According to the Ontario Ministry of Health’s website, QCIPA “allows health professionals to have open discussions about critical incidents involving patient care and quality improvement matters in general,” and creates a safe space to explore areas of quality improvement, including potential causes of critical incidents, “without fear that the information will be used against them.” The legislation applies to hospitals, independent health facilities, long-term care homes, licensed medical laboratories and specimen collection centres.
The investigation of critical incidents in health care facilities and hospitals has been longstanding, and legislation around these investigations started with QCIPA 2004. It provided a “cloak of confidentiality” around internal investigations of critical incidents at hospitals, based on the rationale that in order to understand the cause of an incident to prevent it from occurring in the future, treatment providers and staff “should feel comfortable being frank and forthright about what occurred and why,” Dabirian says, and not be reluctant to share information — but that open culture didn’t happen, at least from a patient perspective.
“There was widespread discrepancy with hospitals invoking its protection, with some using QCIPA 2004 with every incident and others never using it,” she says. “This prevented patients and their families from learning about what happened and what steps were taken to prevent the critical incident from happening again in the future.”
Another problem with QCIPA 2004 was that the definition of “quality of care information” that could be withheld from patients was very broad, and would be used to shut patients out.
In 2016, a new act to replace QCIPA 2004 was passed, QCIPA 2016. The intention of the act, reflected in the preamble, was to encourage patients and their families to participate in discussions around their health care, and to promote health care providers being more transparent in the information being shared with patients.
QCIPA 2016 also specifies that some information cannot be protected as “quality of care information,” including the facts of what occurred; what the quality of care committee or health facility has identified as the cause of the incident; the actions taken and recommendations given to address these consequences; and any systematic steps to avoid future similar incidents.
Despite the intention to add clarity, there’s still a lot of grey area surrounding QCIPA, Dabirian says.

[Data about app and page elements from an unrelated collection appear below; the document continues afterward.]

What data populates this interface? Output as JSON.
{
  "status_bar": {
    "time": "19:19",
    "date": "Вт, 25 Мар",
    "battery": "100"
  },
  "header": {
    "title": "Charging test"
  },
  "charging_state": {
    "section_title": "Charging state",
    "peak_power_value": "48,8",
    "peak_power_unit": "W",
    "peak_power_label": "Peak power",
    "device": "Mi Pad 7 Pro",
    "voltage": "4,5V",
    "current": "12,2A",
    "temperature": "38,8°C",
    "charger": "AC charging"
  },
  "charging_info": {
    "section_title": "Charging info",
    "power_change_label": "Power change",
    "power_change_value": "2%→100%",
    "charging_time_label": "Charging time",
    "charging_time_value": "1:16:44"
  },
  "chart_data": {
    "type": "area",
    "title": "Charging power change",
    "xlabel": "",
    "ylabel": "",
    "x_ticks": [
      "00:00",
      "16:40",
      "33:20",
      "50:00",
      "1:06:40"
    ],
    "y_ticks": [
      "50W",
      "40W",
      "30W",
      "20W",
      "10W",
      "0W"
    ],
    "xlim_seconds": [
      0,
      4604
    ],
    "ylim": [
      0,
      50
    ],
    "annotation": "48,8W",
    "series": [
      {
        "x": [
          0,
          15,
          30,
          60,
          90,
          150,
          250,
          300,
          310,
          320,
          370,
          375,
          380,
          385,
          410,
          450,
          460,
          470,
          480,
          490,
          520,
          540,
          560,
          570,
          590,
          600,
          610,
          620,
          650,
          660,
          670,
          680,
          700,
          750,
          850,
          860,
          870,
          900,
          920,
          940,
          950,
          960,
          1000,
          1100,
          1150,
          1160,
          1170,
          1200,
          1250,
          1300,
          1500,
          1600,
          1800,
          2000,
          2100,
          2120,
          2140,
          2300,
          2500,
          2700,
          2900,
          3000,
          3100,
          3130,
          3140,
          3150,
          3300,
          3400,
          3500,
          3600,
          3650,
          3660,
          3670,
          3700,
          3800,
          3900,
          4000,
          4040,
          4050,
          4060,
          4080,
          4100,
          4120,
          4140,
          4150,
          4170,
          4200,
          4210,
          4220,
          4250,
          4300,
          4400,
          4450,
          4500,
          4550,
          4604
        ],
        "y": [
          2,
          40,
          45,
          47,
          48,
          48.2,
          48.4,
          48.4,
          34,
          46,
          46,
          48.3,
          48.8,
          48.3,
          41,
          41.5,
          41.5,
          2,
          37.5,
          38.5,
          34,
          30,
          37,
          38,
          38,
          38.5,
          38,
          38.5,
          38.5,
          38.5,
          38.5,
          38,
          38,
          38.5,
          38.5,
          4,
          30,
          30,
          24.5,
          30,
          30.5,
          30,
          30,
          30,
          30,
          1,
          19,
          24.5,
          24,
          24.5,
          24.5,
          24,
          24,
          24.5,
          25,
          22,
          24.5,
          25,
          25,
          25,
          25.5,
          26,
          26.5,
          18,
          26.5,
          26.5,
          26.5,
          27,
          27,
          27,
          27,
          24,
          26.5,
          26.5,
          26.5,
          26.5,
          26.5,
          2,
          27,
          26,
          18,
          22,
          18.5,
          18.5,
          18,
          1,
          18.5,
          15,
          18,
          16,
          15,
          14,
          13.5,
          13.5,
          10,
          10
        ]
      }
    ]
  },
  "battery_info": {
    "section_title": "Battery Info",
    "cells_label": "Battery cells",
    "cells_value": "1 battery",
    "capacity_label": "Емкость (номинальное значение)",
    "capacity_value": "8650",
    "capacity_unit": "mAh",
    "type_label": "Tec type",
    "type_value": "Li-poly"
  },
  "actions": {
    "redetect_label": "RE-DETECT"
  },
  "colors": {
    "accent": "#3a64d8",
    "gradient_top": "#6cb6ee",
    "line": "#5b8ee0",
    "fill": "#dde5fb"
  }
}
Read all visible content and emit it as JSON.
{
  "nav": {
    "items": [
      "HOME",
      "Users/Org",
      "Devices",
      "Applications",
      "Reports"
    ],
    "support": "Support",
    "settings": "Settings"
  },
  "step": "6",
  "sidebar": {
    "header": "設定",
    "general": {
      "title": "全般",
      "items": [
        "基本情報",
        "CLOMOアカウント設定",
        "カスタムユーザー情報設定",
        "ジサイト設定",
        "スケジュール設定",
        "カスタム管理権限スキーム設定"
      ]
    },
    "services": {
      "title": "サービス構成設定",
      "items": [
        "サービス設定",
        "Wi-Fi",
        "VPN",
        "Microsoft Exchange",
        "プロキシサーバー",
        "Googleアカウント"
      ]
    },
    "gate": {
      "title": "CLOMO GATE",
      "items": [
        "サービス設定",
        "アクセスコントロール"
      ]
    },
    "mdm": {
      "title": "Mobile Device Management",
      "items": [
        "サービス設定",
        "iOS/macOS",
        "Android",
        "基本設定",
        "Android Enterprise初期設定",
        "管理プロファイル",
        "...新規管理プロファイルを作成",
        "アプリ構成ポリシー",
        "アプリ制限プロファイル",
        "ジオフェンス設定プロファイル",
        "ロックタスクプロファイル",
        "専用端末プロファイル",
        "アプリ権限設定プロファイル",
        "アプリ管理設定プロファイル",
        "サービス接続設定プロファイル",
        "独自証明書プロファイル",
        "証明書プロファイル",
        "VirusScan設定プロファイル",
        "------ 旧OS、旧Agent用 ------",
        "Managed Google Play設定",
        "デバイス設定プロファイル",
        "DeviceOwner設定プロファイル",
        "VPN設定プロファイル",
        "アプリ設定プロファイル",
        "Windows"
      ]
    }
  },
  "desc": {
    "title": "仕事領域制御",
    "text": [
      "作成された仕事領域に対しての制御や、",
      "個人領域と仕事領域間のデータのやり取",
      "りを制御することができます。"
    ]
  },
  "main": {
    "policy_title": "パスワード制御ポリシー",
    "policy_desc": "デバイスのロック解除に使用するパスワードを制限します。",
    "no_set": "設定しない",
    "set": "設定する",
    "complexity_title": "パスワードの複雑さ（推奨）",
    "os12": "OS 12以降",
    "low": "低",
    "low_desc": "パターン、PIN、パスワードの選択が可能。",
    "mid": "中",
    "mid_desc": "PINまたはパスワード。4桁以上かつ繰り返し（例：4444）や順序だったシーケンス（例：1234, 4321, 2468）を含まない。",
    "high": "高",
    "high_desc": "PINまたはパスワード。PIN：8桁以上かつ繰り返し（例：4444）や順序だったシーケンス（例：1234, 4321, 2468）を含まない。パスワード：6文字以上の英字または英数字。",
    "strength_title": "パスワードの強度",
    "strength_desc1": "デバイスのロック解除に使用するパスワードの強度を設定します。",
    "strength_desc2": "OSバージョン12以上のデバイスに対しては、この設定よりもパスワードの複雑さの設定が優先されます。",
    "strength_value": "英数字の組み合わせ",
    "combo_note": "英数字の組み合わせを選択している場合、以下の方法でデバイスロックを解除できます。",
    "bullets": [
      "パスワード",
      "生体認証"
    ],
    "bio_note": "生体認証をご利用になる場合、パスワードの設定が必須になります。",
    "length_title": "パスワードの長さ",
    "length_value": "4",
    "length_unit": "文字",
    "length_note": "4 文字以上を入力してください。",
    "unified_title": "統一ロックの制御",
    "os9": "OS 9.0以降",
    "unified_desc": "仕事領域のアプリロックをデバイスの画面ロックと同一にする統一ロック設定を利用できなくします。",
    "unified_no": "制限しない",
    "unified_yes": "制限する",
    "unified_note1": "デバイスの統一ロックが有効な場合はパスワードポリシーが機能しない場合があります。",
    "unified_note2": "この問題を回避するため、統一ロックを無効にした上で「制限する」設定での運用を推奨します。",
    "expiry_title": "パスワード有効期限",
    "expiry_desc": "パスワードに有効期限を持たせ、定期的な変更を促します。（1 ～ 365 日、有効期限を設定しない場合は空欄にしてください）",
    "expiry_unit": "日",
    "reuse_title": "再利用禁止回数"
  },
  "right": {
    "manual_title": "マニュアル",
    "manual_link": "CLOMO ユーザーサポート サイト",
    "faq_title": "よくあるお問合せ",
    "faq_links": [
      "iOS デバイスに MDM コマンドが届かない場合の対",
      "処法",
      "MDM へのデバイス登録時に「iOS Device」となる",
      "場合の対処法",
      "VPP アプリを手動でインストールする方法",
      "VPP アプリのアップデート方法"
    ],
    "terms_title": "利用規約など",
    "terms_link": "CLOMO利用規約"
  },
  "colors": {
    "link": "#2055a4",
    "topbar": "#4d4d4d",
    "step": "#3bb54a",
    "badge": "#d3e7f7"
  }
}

For example, there are still hospital reviews being conducted without invoking QCIPA, which raises questions about what information arising from an investigation ought to be given to patients, families and lawyers. In those circumstances, can common law privilege apply, or are patients and lawyers allowed access to the same information that would not be protected under QCIPA? Another example illustrating the uncertainty of disclosure obligations around post-incident investigations is morbidity and mortality rounds, which may include a discussion with entire medical departments or residency classes about the incident and what was learned. In some cases, written materials are prepared by doctors involved in an incident. Do patients get to learn what was discussed or get access to the presentation material, such as handouts or power points slides?
“We have cases right now where a case review had been done at the hospital but it wasn’t done pursuant to QCIPA, so where does that leave us?” Dabirian asks. “Are we entitled to the facts of what occurred? To what the facility identified as the common causes of the incident? Are they going to take a blanket privilege? Rely on common law privilege? Those are the questions we are contending with right now.”
The law wants people to have access to information, “but at the same time is quite protective of doctors and health facilities to allow them to have discussions,” she says. The legislation wants to balance the good of enabling health professionals to have candid discussions surrounding critical incidents, on the theory that open discussions will improve quality of care for future patients, against the right to information of patients who have had critical incidents befall them. Dabirian would say law on this issue “still has limited transparency.” According to her, there needs to be clarity as to the parameters of privilege for any post-incident investigation that is not conducted pursuant to QCIPA 16 as well as a more robust approach to patients’ rights as already articulated in QCIPA 16.
“That’s the hope of QCIPA — but there is a lot of grey area for sure.”